In particular, Mark had always admired the Impressionists
and had been interested in Pointillism. Then, several
years ago, when his younger daughter began ballet,
he decided the ballet art form would really fit very
nicely as a subject for silhouettes. “Knowing Mom and
Rita were silhouette artists, I asked them to teach me.”
Most of Mark’s subjects involve either ballet, because
of its poetic movement, or the garden, because of the
flowers’ flowing lines.
Dan Dorfmueller, Pat’s eldest son, lives in Lebanon, Ohio.

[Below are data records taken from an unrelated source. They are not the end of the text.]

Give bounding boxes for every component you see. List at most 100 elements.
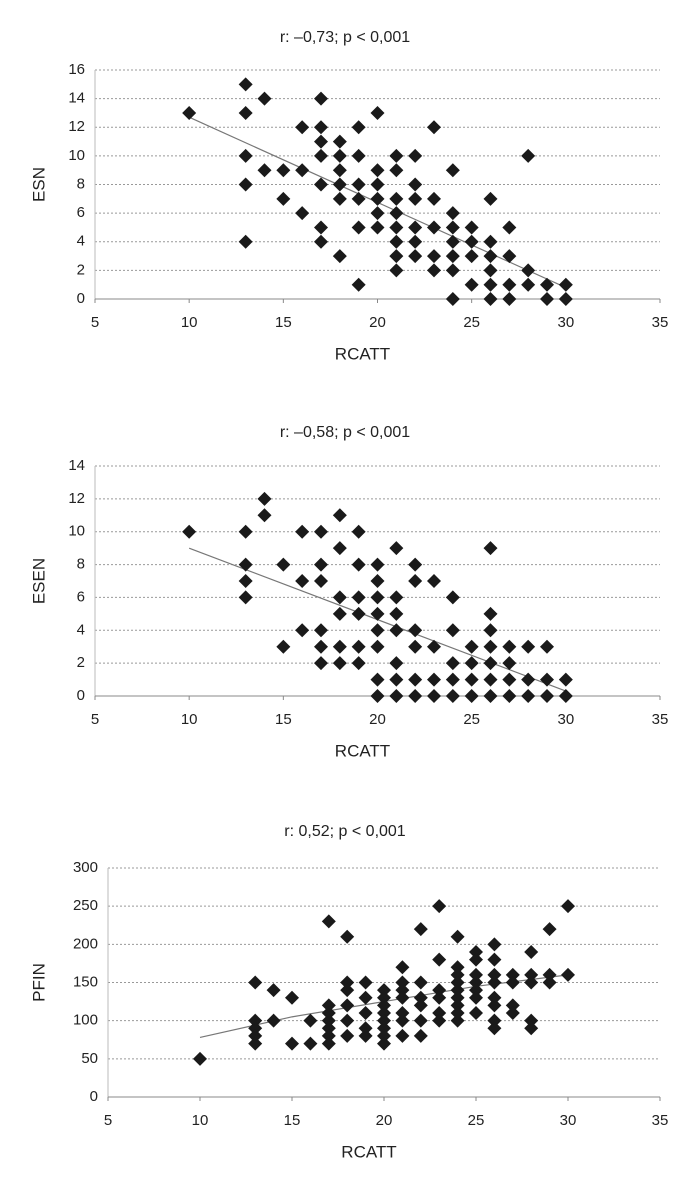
point [332, 541, 347, 556]
point [389, 148, 404, 163]
point [257, 491, 272, 506]
point [464, 234, 479, 249]
point [483, 639, 498, 654]
point [389, 163, 404, 178]
point [370, 206, 385, 221]
point [413, 922, 428, 937]
point [370, 623, 385, 638]
y-tick-label: 4 [77, 233, 85, 250]
point [389, 206, 404, 221]
point [238, 590, 253, 605]
point [276, 557, 291, 572]
x-tick-label: 15 [275, 711, 292, 728]
point [370, 557, 385, 572]
point [487, 1013, 502, 1028]
point [483, 234, 498, 249]
point [483, 606, 498, 621]
point [340, 1013, 355, 1028]
point [389, 249, 404, 264]
point [408, 639, 423, 654]
point [502, 672, 517, 687]
point [561, 967, 575, 982]
point [248, 1013, 263, 1028]
point [389, 623, 404, 638]
y-tick-label: 8 [77, 175, 85, 192]
x-tick-label: 35 [652, 1112, 669, 1129]
point [314, 91, 328, 106]
point [502, 689, 517, 703]
x-tick-label: 10 [181, 314, 198, 331]
point [314, 623, 328, 638]
point [351, 524, 366, 539]
point [521, 689, 536, 703]
point [314, 574, 328, 588]
point [487, 937, 502, 952]
point [321, 1028, 336, 1043]
point [483, 623, 498, 638]
point [314, 557, 328, 572]
point [370, 672, 385, 687]
point [377, 1006, 391, 1021]
point [540, 672, 554, 687]
point [432, 1013, 447, 1028]
point [266, 1013, 281, 1028]
point [314, 234, 328, 249]
point [314, 639, 328, 654]
point [542, 975, 557, 990]
point [395, 990, 410, 1005]
point [432, 990, 447, 1005]
y-tick-label: 12 [68, 118, 85, 135]
y-tick-label: 100 [73, 1012, 98, 1029]
point [505, 1006, 520, 1021]
point [502, 277, 517, 292]
point [450, 967, 465, 982]
y-axis-title: PFIN [29, 963, 48, 1002]
point [238, 148, 253, 163]
point [464, 277, 479, 292]
point [487, 990, 502, 1005]
point [248, 1028, 263, 1043]
point [389, 220, 404, 235]
point [182, 524, 197, 539]
y-tick-label: 300 [73, 859, 98, 876]
point [450, 1013, 465, 1028]
point [351, 220, 366, 235]
x-tick-label: 5 [91, 314, 99, 331]
point [432, 983, 447, 998]
point [295, 206, 310, 221]
point [483, 277, 498, 292]
point [370, 220, 385, 235]
point [321, 1013, 336, 1028]
point [450, 1006, 465, 1021]
point [332, 177, 347, 192]
point [427, 263, 441, 278]
point [464, 249, 479, 264]
point [450, 990, 465, 1005]
point [238, 574, 253, 588]
point [314, 148, 328, 163]
point [340, 1028, 355, 1043]
y-tick-label: 16 [68, 61, 85, 78]
point [295, 574, 310, 588]
point [377, 1021, 391, 1036]
point [276, 191, 291, 206]
point [332, 639, 347, 654]
point [445, 206, 460, 221]
point [445, 220, 460, 235]
point [395, 1006, 410, 1021]
point [487, 998, 502, 1013]
point [445, 263, 460, 278]
point [266, 983, 281, 998]
point [377, 990, 391, 1005]
point [524, 975, 539, 990]
point [487, 967, 502, 982]
point [332, 590, 347, 605]
point [540, 639, 554, 654]
point [469, 952, 483, 967]
point [340, 983, 355, 998]
point [257, 91, 272, 106]
point [521, 639, 536, 654]
point [542, 967, 557, 982]
point [314, 177, 328, 192]
point [445, 656, 460, 671]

Dan is the only sibling who does not cut silhouettes,
but of all the Pat’s children, he may have engaged in more
different artistic efforts. An architect by education and
contractor by profession, Dan has been a woodcarver,
stained-glass maker, building designer, and photographer,
among other things. He is currently experimenting with
Day Lilly, Dan Dorfmueller
Pat Ramos Cutting
With a long and varied career, Pat has much to be proud of.
The cutting of 10,000 silhouettes a year would alone mean
she had helped preserve that beautiful but dying art.
But, with children spread from Alaska to Alabama-—not to
mention grandchildren and great-grandchildren-—her personal
influence in the artistic community has extended far beyond
where she began in Granite City. And, although she is pleased
to have practiced her art all these years, Pat has concluded
that “Having all four of my children find pleasure in the
Arts is, I think, my greatest achievement.”